Most still remained hidden from his sight, but the squirrels and odd blue-tinted rabbits—too quick for him to catch—were enough to make the prince believe in the uniqueness of these woods.
He closed his eyes, ignoring the roughness of the bark as it pressed into his back, and waited.
There was nothing but the light wind weaving through the branches far above his head. The heat and humidity covered him like a blanket, the bitter fact that he would pass out in this very spot, his limp body waiting for the trainers to rescue him, since he was too stubborn to sound the horn just yet, transforming from fear into something that was almost tempting.
As if acting on some odd impulse, the prince closed his eyes and drifted into a half-dazed sleep.
A different kind of rustle than that of the steady breeze caught his attention.
Maer’s eyes shot open, quickly regaining their focus.
Without dwelling on how much time he had lost, the prince gripped the bow, his finger already on the lever that would spring the mechanism to life. He leveled the weapon at the sound, his breaths perfectly silent as he aimed, and willed the last remnants of predatory sharpness into his mind.

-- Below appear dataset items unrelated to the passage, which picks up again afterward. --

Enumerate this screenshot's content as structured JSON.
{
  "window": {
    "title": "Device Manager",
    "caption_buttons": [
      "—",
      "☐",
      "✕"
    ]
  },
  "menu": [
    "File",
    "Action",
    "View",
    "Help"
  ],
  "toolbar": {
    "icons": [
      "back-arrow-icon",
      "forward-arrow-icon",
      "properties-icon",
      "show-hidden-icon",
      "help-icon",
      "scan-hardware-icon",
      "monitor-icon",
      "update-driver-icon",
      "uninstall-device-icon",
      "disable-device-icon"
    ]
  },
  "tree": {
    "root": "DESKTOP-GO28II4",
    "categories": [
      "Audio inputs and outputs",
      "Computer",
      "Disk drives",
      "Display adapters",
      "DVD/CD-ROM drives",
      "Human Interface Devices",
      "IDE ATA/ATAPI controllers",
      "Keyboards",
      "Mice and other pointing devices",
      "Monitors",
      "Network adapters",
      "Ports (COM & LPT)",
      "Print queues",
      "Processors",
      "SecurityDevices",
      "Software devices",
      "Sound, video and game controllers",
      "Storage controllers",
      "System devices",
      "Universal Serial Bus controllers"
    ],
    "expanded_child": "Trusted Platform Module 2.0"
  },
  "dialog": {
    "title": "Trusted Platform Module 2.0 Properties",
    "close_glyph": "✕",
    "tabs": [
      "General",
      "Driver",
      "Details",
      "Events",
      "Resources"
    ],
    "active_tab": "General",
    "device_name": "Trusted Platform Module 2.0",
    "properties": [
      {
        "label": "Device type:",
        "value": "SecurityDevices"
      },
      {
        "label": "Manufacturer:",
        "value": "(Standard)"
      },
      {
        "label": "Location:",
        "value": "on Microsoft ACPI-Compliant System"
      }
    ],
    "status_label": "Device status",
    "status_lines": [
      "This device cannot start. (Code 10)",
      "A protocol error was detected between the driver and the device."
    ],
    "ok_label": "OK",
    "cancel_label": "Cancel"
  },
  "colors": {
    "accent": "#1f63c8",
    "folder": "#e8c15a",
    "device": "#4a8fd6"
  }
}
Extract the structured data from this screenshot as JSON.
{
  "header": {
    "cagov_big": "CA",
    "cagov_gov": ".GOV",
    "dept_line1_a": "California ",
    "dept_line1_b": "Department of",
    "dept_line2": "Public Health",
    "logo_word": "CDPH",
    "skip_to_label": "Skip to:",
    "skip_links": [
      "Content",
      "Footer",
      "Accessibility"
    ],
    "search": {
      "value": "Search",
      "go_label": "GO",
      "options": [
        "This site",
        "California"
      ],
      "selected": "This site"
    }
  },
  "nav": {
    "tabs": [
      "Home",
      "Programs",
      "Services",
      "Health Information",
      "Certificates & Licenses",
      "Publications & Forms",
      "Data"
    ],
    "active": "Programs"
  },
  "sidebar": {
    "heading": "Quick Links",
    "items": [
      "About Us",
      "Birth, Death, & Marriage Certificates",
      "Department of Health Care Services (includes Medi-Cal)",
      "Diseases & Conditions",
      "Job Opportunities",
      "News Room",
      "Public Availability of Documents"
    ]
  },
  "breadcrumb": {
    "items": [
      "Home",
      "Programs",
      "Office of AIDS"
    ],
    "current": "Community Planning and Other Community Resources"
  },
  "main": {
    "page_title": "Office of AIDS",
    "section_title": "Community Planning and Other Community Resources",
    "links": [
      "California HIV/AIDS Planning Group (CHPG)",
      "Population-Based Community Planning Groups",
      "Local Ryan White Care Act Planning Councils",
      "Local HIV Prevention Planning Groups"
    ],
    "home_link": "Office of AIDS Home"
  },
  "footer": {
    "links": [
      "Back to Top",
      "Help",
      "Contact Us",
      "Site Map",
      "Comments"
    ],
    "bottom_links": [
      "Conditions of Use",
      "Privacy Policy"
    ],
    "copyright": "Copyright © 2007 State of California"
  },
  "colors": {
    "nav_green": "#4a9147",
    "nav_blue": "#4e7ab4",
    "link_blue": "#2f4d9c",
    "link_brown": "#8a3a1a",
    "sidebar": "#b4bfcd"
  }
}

Bushes swayed on the right edge of the clearing opposite where Maer sat, slumped against the tree. The prince exhaled, his eye aligned with the straight line his arrow formed as it waited to be released. Blood pumped in his veins, an unusual sensation, similar to adrenaline, but not precisely the same, spreading through his body—as if every single nerve suddenly came to life.
A dash of turquoise, reflecting light like the richest of silks, appeared among the greenery, and Maer’s hands trembled as the animal came into view.